Ce que la preuve médicale révèle au sujet des limitations fonctionnelles de l’appelante

[25] L’appelante doit fournir une preuve médicale démontrant que ses limitations fonctionnelles nuisaient à sa capacité de travailler en date du 31 décembre 2015Note de bas de page 7.

[26] La preuve médicale ne permet pas de conclure que les limitations fonctionnelles de l’appelante nuisaient à sa capacité de travailler en date du 31 décembre 2015. Bien que j’admette que certains de ses problèmes médicaux ont commencé avant le 31 décembre 2015, elle est demeurée capable d’occuper un emploi convenable qui respectait ses limitations. L’état de santé de l’appelante s’est considérablement détérioré après le 31 décembre 2015.

[27] La Dre Sarah Rizk, médecin de famille, a écrit dans son rapport le 28 novembre 2020 qu’elle traite le principal problème de santé de l’appelante depuis février 2007. Elle souffre de douleurs lombaires avec une forte pression des racines nerveuses, d’arthrite bilatérale terminale au genou, d’une bronchopneumopathie chronique obstructive (BPCO), d’incontinence urinaire et d’obésité. Elle a des crises aiguës de difficulté à respirer. Elle a de la difficulté à marcher. La Dre Rizk ne lui a pas recommandé de cesser de travailler parce qu’elle a pris sa retraite par elle-même. La Dre Rizk n’indique pas quand chacun de ces problèmes de santé a commencé ni comment ceux-ci l’affectaient en date du 31 décembre 2015.

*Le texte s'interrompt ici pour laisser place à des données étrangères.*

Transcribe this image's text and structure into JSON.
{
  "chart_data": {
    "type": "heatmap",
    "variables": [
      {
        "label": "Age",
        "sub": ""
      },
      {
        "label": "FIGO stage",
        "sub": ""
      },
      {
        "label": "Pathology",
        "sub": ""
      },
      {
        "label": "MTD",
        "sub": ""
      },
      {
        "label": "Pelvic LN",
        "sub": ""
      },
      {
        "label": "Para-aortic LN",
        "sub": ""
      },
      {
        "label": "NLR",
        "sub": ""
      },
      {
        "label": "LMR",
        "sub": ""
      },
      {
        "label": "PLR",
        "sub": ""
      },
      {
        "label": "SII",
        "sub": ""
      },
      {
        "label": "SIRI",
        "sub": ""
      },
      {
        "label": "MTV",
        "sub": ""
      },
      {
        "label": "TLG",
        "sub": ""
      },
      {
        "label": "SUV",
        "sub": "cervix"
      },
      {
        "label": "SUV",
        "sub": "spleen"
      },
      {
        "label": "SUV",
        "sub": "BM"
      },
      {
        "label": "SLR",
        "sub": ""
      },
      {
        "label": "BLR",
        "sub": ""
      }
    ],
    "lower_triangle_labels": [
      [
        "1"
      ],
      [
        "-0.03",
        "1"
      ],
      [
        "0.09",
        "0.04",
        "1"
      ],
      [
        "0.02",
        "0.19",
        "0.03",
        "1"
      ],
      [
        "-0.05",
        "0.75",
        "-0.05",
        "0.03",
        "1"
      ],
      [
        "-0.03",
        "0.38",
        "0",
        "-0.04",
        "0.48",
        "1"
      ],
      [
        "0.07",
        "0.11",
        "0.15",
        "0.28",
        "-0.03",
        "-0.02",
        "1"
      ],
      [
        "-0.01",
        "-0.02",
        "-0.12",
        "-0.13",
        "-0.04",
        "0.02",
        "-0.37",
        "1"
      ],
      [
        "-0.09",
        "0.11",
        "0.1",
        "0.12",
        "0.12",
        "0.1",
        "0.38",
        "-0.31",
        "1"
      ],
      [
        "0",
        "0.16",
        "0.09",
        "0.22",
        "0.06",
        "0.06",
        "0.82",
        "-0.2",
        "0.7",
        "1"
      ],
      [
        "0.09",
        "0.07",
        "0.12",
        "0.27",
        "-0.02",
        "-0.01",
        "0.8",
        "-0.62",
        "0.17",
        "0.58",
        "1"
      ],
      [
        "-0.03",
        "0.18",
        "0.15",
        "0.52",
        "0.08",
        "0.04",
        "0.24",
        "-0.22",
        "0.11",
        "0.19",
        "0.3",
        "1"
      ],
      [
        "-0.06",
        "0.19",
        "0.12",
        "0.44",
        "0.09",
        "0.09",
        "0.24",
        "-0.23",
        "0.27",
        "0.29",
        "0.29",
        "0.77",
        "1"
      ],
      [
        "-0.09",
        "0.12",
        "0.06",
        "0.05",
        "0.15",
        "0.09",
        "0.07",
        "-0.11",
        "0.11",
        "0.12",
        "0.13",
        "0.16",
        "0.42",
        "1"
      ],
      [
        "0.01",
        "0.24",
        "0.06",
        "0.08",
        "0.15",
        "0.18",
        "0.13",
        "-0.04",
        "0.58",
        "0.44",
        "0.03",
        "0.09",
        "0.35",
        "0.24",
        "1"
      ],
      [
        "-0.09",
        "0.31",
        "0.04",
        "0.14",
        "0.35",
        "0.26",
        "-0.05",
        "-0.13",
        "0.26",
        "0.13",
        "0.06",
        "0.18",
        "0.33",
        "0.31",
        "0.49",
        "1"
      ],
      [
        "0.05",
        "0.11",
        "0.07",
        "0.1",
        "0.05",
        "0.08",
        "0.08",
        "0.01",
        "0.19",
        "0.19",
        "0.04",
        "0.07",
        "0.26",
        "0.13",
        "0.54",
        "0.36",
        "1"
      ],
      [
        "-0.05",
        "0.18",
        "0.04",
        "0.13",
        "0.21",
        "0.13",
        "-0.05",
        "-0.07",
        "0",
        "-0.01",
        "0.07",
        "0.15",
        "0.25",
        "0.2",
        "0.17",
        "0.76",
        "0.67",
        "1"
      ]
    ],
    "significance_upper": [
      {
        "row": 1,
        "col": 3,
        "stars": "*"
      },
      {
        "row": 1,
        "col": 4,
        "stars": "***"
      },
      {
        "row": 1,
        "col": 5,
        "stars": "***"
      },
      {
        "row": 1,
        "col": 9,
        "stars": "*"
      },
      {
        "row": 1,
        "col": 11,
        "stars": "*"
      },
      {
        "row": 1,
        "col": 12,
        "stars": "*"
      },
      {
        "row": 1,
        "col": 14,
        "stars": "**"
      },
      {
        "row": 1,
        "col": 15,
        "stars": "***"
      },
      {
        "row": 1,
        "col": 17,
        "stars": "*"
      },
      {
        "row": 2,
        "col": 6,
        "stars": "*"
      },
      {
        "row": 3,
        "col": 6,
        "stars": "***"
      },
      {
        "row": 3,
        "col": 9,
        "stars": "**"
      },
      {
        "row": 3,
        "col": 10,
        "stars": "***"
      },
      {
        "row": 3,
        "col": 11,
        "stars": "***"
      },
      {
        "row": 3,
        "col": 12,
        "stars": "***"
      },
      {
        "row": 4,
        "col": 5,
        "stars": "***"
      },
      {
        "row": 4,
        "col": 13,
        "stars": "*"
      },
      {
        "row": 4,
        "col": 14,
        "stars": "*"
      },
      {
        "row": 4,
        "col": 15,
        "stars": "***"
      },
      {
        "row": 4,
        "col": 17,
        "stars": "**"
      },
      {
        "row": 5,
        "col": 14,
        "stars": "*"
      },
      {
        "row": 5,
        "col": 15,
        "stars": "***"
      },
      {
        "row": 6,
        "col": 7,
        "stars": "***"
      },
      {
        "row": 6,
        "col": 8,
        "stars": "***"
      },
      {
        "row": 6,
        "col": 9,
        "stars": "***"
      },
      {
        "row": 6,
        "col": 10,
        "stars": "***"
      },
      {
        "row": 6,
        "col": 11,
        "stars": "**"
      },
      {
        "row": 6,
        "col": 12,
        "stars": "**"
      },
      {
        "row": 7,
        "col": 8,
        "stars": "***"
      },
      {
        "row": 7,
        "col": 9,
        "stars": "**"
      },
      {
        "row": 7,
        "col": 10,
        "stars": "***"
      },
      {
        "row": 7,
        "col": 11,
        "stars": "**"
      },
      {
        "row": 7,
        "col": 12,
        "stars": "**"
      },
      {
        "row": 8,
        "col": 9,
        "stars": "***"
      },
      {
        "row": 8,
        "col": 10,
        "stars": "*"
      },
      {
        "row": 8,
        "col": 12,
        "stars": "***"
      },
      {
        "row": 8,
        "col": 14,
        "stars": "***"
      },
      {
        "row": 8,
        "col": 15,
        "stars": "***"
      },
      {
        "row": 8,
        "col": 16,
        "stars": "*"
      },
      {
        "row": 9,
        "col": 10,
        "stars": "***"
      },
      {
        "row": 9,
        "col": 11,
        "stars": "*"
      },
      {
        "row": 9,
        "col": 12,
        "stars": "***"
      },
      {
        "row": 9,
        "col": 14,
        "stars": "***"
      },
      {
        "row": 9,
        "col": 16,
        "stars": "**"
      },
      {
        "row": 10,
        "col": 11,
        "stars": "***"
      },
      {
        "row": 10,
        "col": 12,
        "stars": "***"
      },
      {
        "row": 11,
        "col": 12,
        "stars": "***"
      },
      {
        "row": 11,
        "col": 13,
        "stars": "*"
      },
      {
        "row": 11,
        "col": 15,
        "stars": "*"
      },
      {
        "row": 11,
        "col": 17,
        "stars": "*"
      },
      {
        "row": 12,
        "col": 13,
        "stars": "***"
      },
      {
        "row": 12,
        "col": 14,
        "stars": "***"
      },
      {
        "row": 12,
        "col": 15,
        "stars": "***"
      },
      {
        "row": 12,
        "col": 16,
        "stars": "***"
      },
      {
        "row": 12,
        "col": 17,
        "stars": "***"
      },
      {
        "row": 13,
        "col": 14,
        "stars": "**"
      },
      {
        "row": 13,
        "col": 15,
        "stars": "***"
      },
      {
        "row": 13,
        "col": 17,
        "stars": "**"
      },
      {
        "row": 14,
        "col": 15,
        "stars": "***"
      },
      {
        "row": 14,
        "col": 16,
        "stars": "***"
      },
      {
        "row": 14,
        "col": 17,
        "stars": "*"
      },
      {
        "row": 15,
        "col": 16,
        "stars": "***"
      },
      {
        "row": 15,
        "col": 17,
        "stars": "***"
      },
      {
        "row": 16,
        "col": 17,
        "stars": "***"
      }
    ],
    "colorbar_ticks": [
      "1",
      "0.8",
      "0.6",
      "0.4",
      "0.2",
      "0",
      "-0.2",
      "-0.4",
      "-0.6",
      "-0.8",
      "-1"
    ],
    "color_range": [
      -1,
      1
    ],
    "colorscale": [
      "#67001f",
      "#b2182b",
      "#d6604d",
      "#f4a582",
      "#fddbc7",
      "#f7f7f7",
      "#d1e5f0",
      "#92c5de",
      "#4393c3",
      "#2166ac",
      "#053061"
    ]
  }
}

[28] Le dossier contient de nombreux rapports médicaux du Dr James Seligman, dont les suivants :

  • Le 23 novembre 2017, elle a subi une intervention chirurgicale pour réparer une déchirure méniscale. Il est indiqué qu’elle souffrait d’arthrose aux deux genoux.
  • Le 8 décembre 2017, il a été indiqué qu’elle souffrait d’arthrite importante aux deux genoux. Les déchirures méniscales ont été traitées, mais la douleur arthritique est intense. Elle aura une arthroplastie totale du genou droit.
  • Le 13 mars 2018, il est indiqué qu’elle a subi un remplacement total du genou droit en février 2018. Elle fait de la physiothérapie.
  • Le 9 avril 2018, il a été indiqué qu’elle allait bien.
  • Le 28 mai 2018, elle allait très bien. Elle veut que le côté gauche soit fait.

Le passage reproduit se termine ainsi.